Погребец весил 260 кг и был на 12 сантиметров ниже своего противника. Фигура его напоминала грушу — невероятно широкий таз с нависающими ягодицами был центром этого складчатого, блестящего от пота и гноя тела. Угрюмое одутловатое лицо источало ненависть, синяя метка покрывала неровную голову.

Прозвенел гонг. Единоборцы перекрестились, оттолкнулись от стальной решетки и медленно двинулись навстречу друг другу. Жирные тела их заблестели в свете прожекторов.

Данила Корень уверенно переваливался с ноги на ногу, колыхаясь жировыми складками. Погребец тяжко волочил свое приземистое тело, вцепившись пальцами в шелушащиеся бедра.

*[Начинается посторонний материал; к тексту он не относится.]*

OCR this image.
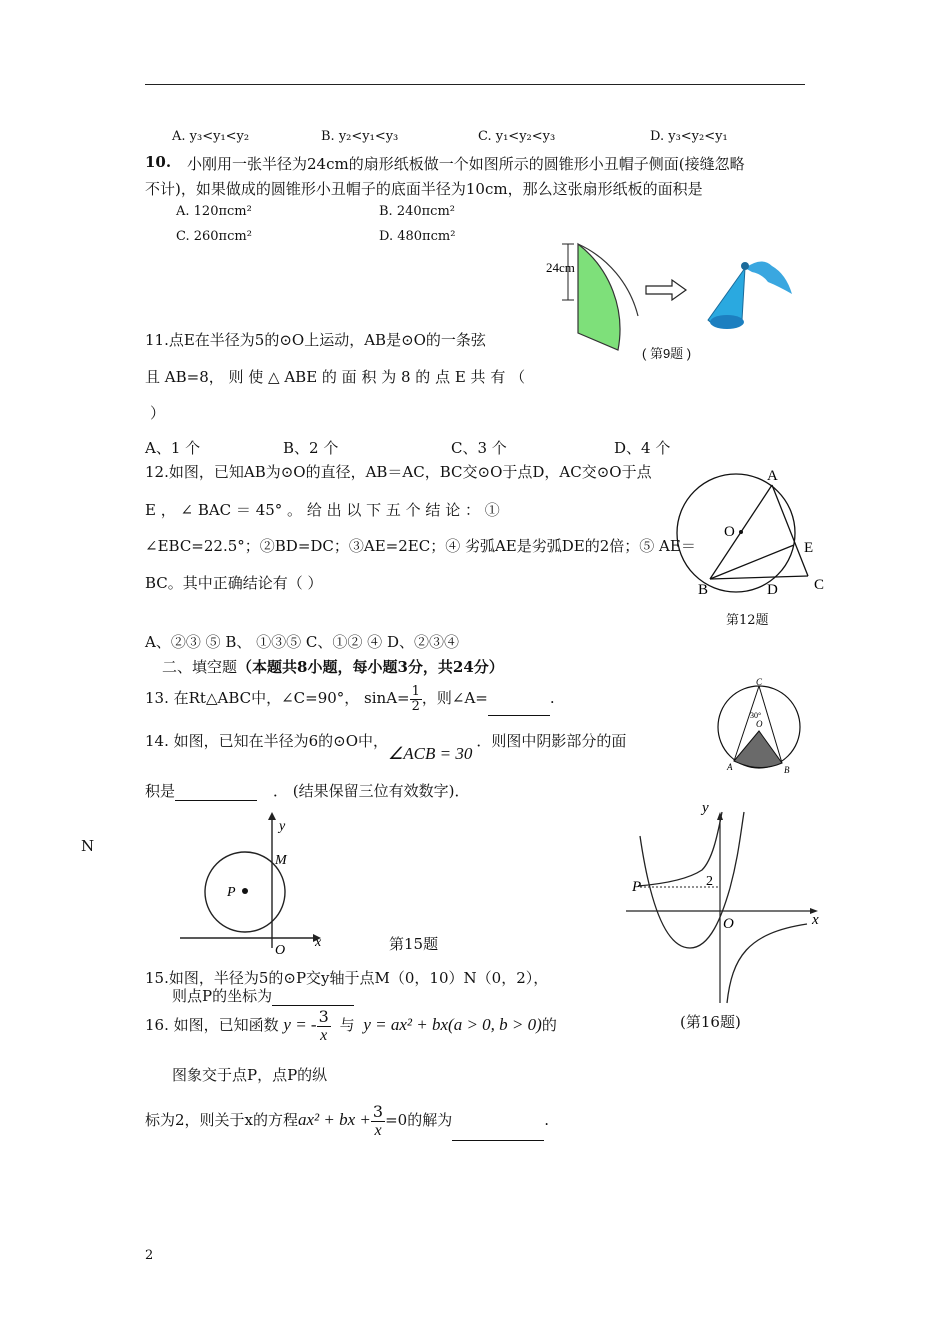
A. y₃<y₁<y₂	B. y₂<y₁<y₃	C. y₁<y₂<y₃	D. y₃<y₂<y₁
10. 小刚用一张半径为24cm的扇形纸板做一个如图所示的圆锥形小丑帽子侧面(接缝忽略
不计)，如果做成的圆锥形小丑帽子的底面半径为10cm，那么这张扇形纸板的面积是
A. 120πcm²	B. 240πcm²
C. 260πcm²	D. 480πcm²
24cm
( 第9题 )
11.点E在半径为5的⊙O上运动，AB是⊙O的一条弦
且 AB=8， 则 使 △ ABE 的 面 积 为 8 的 点 E 共 有 （
）
A、1 个	B、2 个	C、3 个	D、4 个
12.如图，已知AB为⊙O的直径，AB＝AC，BC交⊙O于点D，AC交⊙O于点
E ， ∠ BAC ＝ 45° 。 给 出 以 下 五 个 结 论 ： ①
∠EBC=22.5°；②BD=DC；③AE=2EC；④ 劣弧AE是劣弧DE的2倍；⑤ AE＝
BC。其中正确结论有（ ）
A、②③ ⑤ B、 ①③⑤ C、①② ④ D、②③④
A
O
E
B	D C
第12题
二、填空题（本题共8小题，每小题3分，共24分）
13. 在Rt△ABC中，∠C=90°， $\sin A= \frac{1}{2}$ ，则∠A=	.
14. 如图，已知在半径为6的⊙O中，∠ACB = 30．则图中阴影部分的面
积是	． (结果保留三位有效数字)．
C
30°
O
A	B
N
y
M
P
O
x	第15题
15.如图，半径为5的⊙P交y轴于点M（0，10）N（0，2），
则点P的坐标为
y
P	2
O	x
(第16题)
16. 如图，已知函数 y = - $\frac{3}{x}$ 与 y = ax² + bx(a > 0, b > 0)的
图象交于点P，点P的纵
标为2，则关于x的方程ax² + bx + $\frac{3}{x} =0$的解为	.
2
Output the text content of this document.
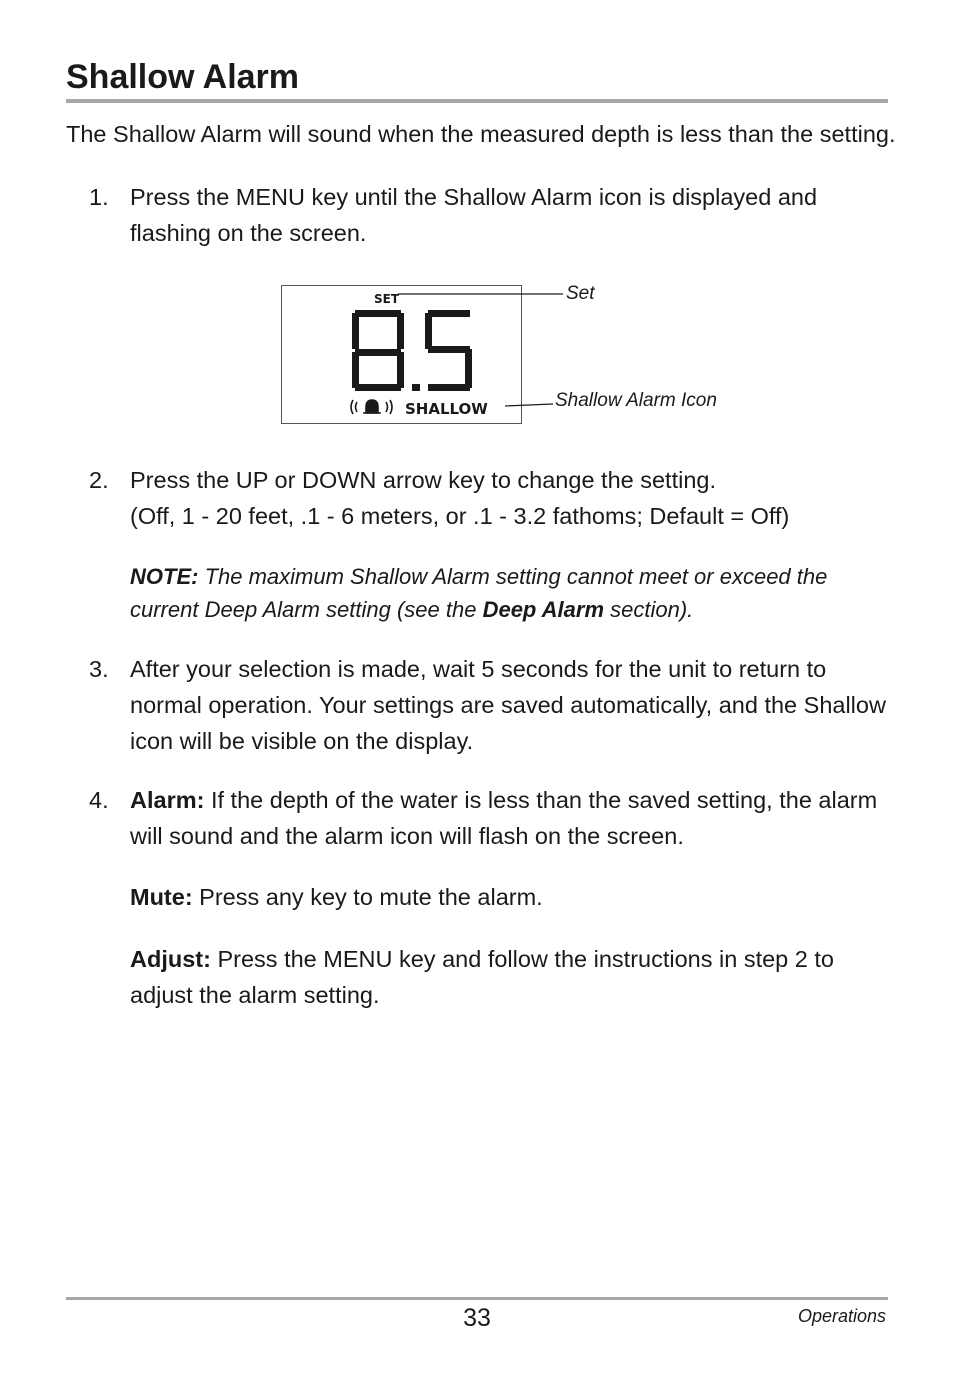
Shallow Alarm
The Shallow Alarm will sound when the measured depth is less than the setting.
1. Press the MENU key until the Shallow Alarm icon is displayed and flashing on the screen.
SET
SHALLOW
Set
Shallow Alarm Icon
2. Press the UP or DOWN arrow key to change the setting.
(Off, 1 - 20 feet, .1 - 6 meters, or .1 - 3.2 fathoms; Default = Off)
NOTE: The maximum Shallow Alarm setting cannot meet or exceed the current Deep Alarm setting (see the Deep Alarm section).
3. After your selection is made, wait 5 seconds for the unit to return to normal operation. Your settings are saved automatically, and the Shallow icon will be visible on the display.
4. Alarm: If the depth of the water is less than the saved setting, the alarm will sound and the alarm icon will flash on the screen.
Mute: Press any key to mute the alarm.
Adjust: Press the MENU key and follow the instructions in step 2 to adjust the alarm setting.
33	Operations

— Уебешу! Уебешу! Уебешу! — злобно и хрипло забормотал Погребец, сверкнув полузаплывшими глазами.

— Сходи поссы! Сходи поссы! Сходи поссы! — захрипел Данила Корень и, осклабившись, обнажил гнилые желтые зубы.

Стадион заревел.

Погребец сцепил пальцы рук замком, размахнулся и нанес противнику удар в грудь. Данила Корень крякнул, отшатнулся, отвел правую руку назад и обрушил на бритую голову Погребца.

Зрители повскакали с мест и криком, хлопаньем и топаньем поддерживали своих кумиров.

Первые минуты противники осыпали друг друга увесистыми ударами.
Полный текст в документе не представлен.